Thursday, May 08, 2008

Infobright Puts a Clever Twist on the Columnar Database

It took me some time to form a clear picture of analytical database vendor Infobright, despite an excellent white paper that seems to have since vanished from their Web site. [Note: Per Susan Davis' comment below, they have since reloaded it here.] Infobright’s product, named BrightHouse, confused me because it is a SQL-compatible, columnar database, which makes it sound similar to systems like Vertica and ParAccel (click here for my ParAccel entry).

But it turns out there is a critical difference: while those other products rely on massively parallel (MPP) hardware for scalability and performance, BrightHouse runs on conventional (SMP) servers. The system gains its performance edge by breaking each database column into 65K chunks called “data packs”, and reading relatively few packs to resolve most queries.

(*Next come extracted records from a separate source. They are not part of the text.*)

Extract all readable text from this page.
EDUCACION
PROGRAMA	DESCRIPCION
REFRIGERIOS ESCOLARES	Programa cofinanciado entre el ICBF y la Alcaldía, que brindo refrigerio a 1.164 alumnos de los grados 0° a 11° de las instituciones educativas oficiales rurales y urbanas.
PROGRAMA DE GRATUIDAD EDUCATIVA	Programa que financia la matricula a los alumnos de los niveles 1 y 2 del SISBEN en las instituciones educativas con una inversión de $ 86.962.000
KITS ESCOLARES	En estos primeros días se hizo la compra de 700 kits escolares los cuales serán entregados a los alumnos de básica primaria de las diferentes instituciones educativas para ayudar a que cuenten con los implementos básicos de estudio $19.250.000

The trick is that BrightHouse stores descriptive information about each data pack and can often use this information to avoid loading the pack itself. For example, the descriptive information holds minimum and maximum values of data within the pack, plus summary data such as totals. This means that a query involving a certain value range may determine that all or none of the records within a pack are qualified. If all values are out of range, the pack can be ignored; if all values are in range, the summary data may suffice. Only when some but not all of the records within a pack are relevant must the pack itself be loaded from disk and decompressed. According to CEO Miriam Tuerk, this approach can reduce data transfers by up to 90%. The data is also highly compressed when loaded into the packs—by ratios as high as 50:1, although 10:1 is average. This reduces hardware costs and yields even faster disk reads. By contrast, data in MPP columnar systems often takes up as much or more storage space as the source files.

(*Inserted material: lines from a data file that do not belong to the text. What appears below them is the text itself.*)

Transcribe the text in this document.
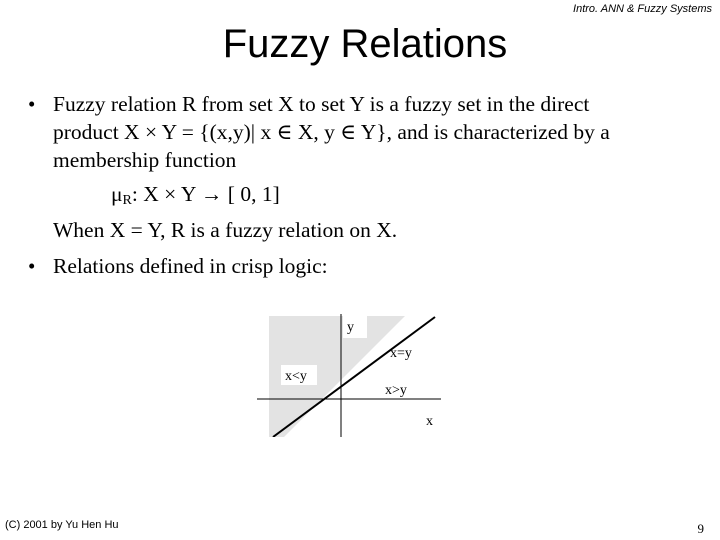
Intro. ANN & Fuzzy Systems
Fuzzy Relations
• Fuzzy relation R from set X to set Y is a fuzzy set in the direct
product X × Y = {(x,y)| x ∈ X, y ∈ Y}, and is characterized by a
membership function
$\mu_R$: X × Y → [ 0, 1]
When X = Y, R is a fuzzy relation on X.
• Relations defined in crisp logic:
y
x
x=y
x<y
x>y
(C) 2001 by Yu Hen Hu	9
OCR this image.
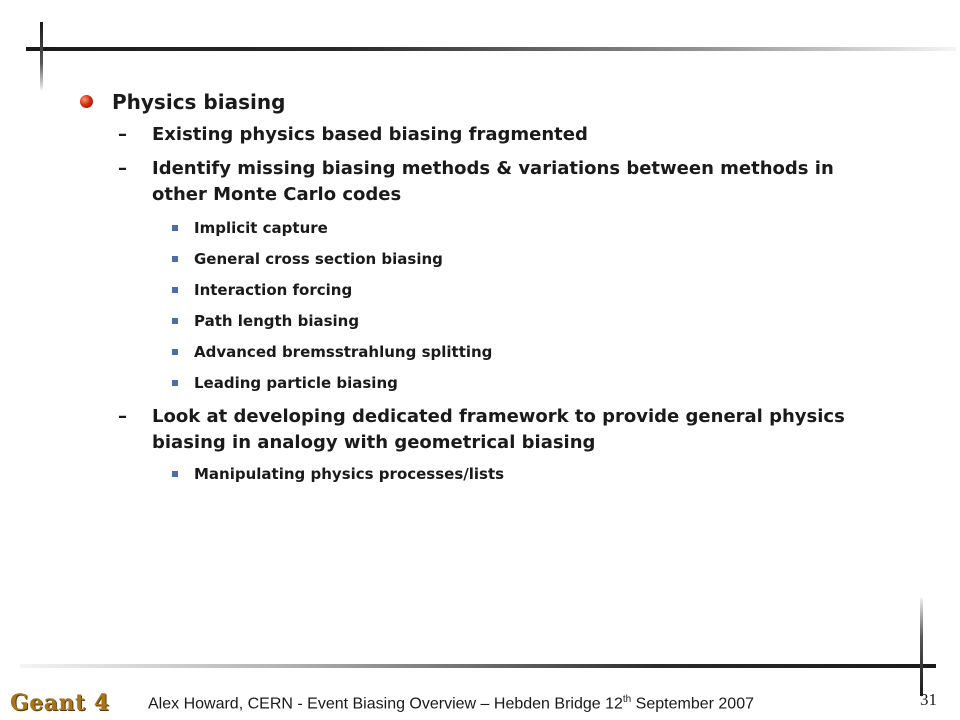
Physics biasing
– Existing physics based biasing fragmented
– Identify missing biasing methods & variations between methods in other Monte Carlo codes
Implicit capture
General cross section biasing
Interaction forcing
Path length biasing
Advanced bremsstrahlung splitting
Leading particle biasing
– Look at developing dedicated framework to provide general physics biasing in analogy with geometrical biasing
Manipulating physics processes/lists
Geant 4 Alex Howard, CERN - Event Biasing Overview – Hebden Bridge 12th September 2007	31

This design is substantially more efficient than conventional columnar systems, which read every record in a given column to resolve queries involving that column. The small size of the BrightHouse data packs means that many packs will be totally included or excluded from queries even without their contents being sorted when the data is loaded. This lack of sorting, along with the lack of indexing or data hashing, yields load rates of up to 250 GB per hour. This is impressive for a SMP system, although MPP systems are faster.

You may wonder what happens to BrightHouse when queries require joins across tables. It turns out that even in these cases, the system can use its summary data to exclude many data packs. In addition, the system watches queries as they execute and builds a record of which data packs are related to other data packs. Subsequent queries can use this information to avoid opening data packs unnecessarily. The system thus gains a performance advantage without requiring a single, predefined join path between tables—something that is present in some other columnar systems, though not all of them. The net result of all this is great flexibility: users can load data from existing source systems without restructuring it, and still get excellent analytical performance.

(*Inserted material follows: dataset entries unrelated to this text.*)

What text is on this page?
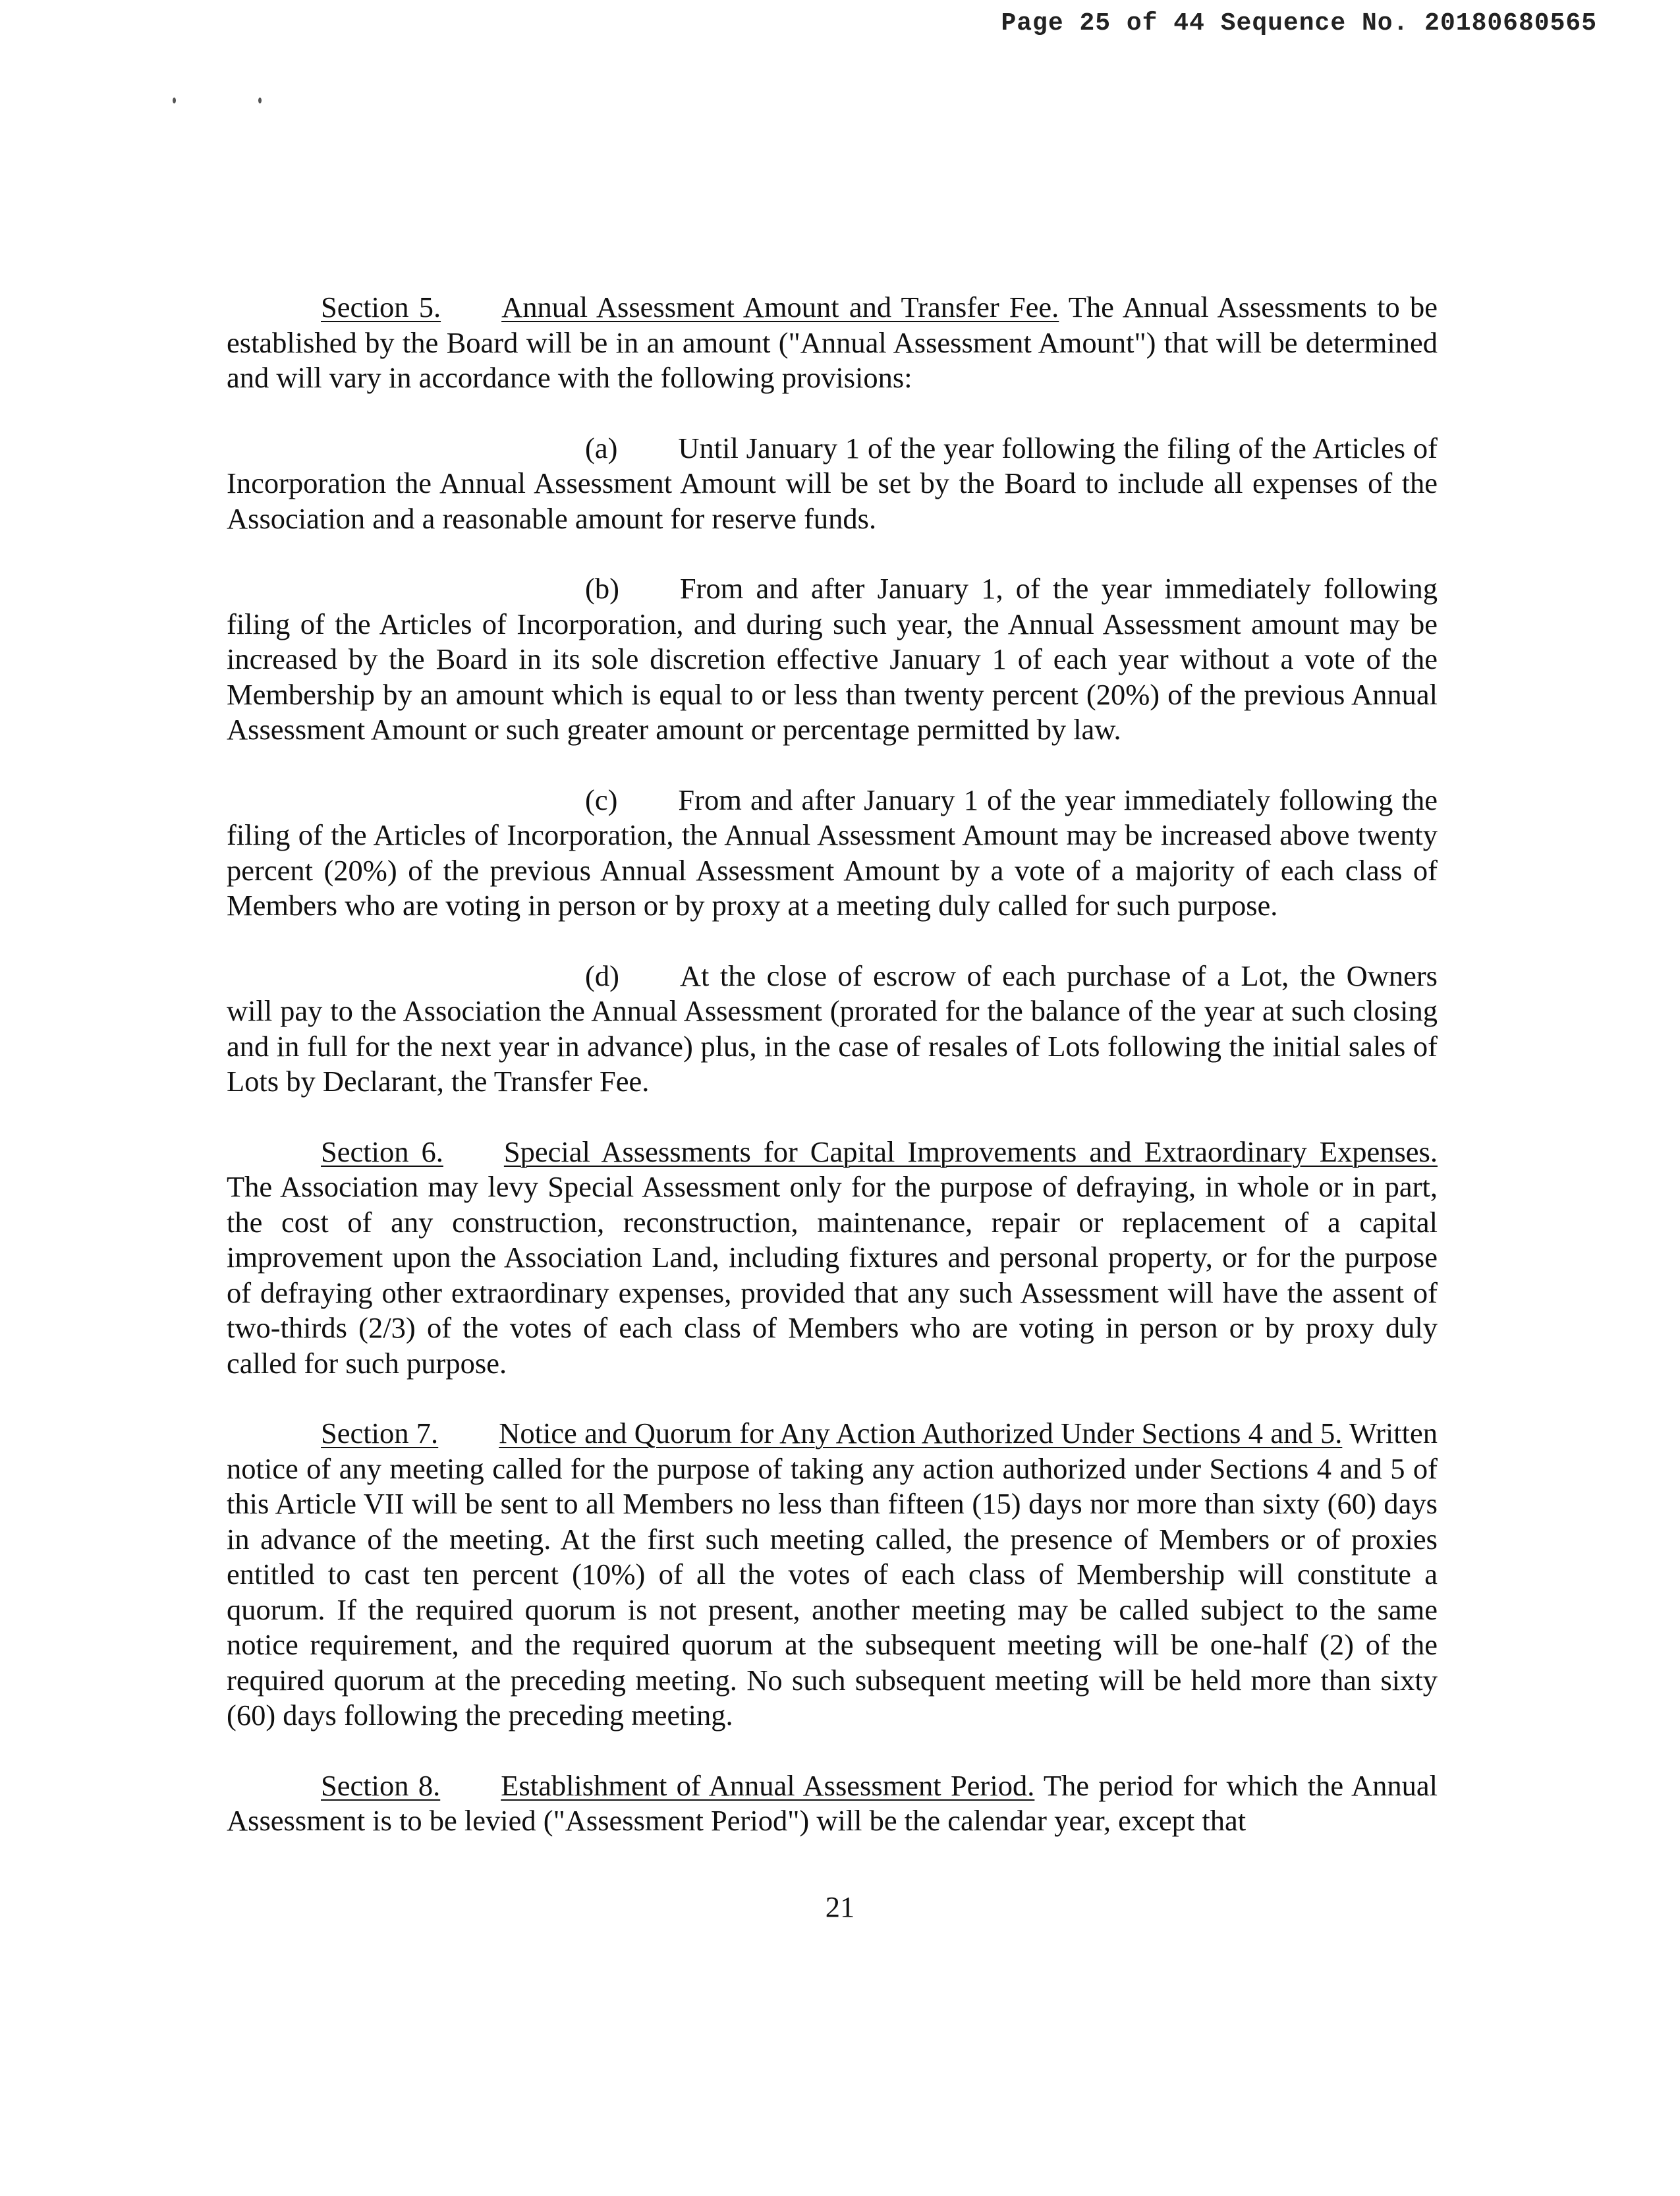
Page 25 of 44 Sequence No. 20180680565

Section 5. Annual Assessment Amount and Transfer Fee. The Annual Assessments to be established by the Board will be in an amount ("Annual Assessment Amount") that will be determined and will vary in accordance with the following provisions:

(a) Until January 1 of the year following the filing of the Articles of Incorporation the Annual Assessment Amount will be set by the Board to include all expenses of the Association and a reasonable amount for reserve funds.

(b) From and after January 1, of the year immediately following filing of the Articles of Incorporation, and during such year, the Annual Assessment amount may be increased by the Board in its sole discretion effective January 1 of each year without a vote of the Membership by an amount which is equal to or less than twenty percent (20%) of the previous Annual Assessment Amount or such greater amount or percentage permitted by law.

(c) From and after January 1 of the year immediately following the filing of the Articles of Incorporation, the Annual Assessment Amount may be increased above twenty percent (20%) of the previous Annual Assessment Amount by a vote of a majority of each class of Members who are voting in person or by proxy at a meeting duly called for such purpose.

(d) At the close of escrow of each purchase of a Lot, the Owners will pay to the Association the Annual Assessment (prorated for the balance of the year at such closing and in full for the next year in advance) plus, in the case of resales of Lots following the initial sales of Lots by Declarant, the Transfer Fee.

Section 6. Special Assessments for Capital Improvements and Extraordinary Expenses. The Association may levy Special Assessment only for the purpose of defraying, in whole or in part, the cost of any construction, reconstruction, maintenance, repair or replacement of a capital improvement upon the Association Land, including fixtures and personal property, or for the purpose of defraying other extraordinary expenses, provided that any such Assessment will have the assent of two-thirds (2/3) of the votes of each class of Members who are voting in person or by proxy duly called for such purpose.

Section 7. Notice and Quorum for Any Action Authorized Under Sections 4 and 5. Written notice of any meeting called for the purpose of taking any action authorized under Sections 4 and 5 of this Article VII will be sent to all Members no less than fifteen (15) days nor more than sixty (60) days in advance of the meeting. At the first such meeting called, the presence of Members or of proxies entitled to cast ten percent (10%) of all the votes of each class of Membership will constitute a quorum. If the required quorum is not present, another meeting may be called subject to the same notice requirement, and the required quorum at the subsequent meeting will be one-half (2) of the required quorum at the preceding meeting. No such subsequent meeting will be held more than sixty (60) days following the preceding meeting.

Section 8. Establishment of Annual Assessment Period. The period for which the Annual Assessment is to be levied ("Assessment Period") will be the calendar year, except that

21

BrightHouse uses the open source MySQL database interface, allowing it to connect with any data source that is accessible to MySQL. According to Tuerk, it is the only version of MySQL that scales beyond 500 GB. Its scalability is still limited, however, to 30 to 50 TB of source data, which would be a handful of terabytes once compressed. The system runs on any Red Hat Linux 5 server—for example, a 1 TB installation runs on a $22,000 Dell. A Windows version is planned for later this year. The software itself costs $30,000 per terabyte of source data (one-time license plus annual maintenance), which puts it towards the low end of other analytical systems.

Infobright was founded in 2005 although development of the BrightHouse engine began earlier. Several production systems were in place by 2007. The system was officially launched in early 2008 and now has about dozen production customers.

2 comments:

Susan Davis said...

Hi David,

I'm glad you liked our "excellent" white paper and sorry I took it off our site! I wanted to update it to reflect our current release of Brighthouse, but as it is taking a bit longer than I planned, I have re-posted it until I'm done. Your readers can find it at http://www.infobright.com/products.php

Thanks for the great write-up as well. We certainly believe we have done something unique in the industry - created a data warehouse solution that can be implemented and managed without a boatload of rocket scientists, and doesn't require lots of servers and storage arrays. We let our software do the hard work so IT doesn't have to...

Susan Davis said...

David - by the way, Miriam's last name is spelled Tuerk, not Turek but we appreciate the post anyway!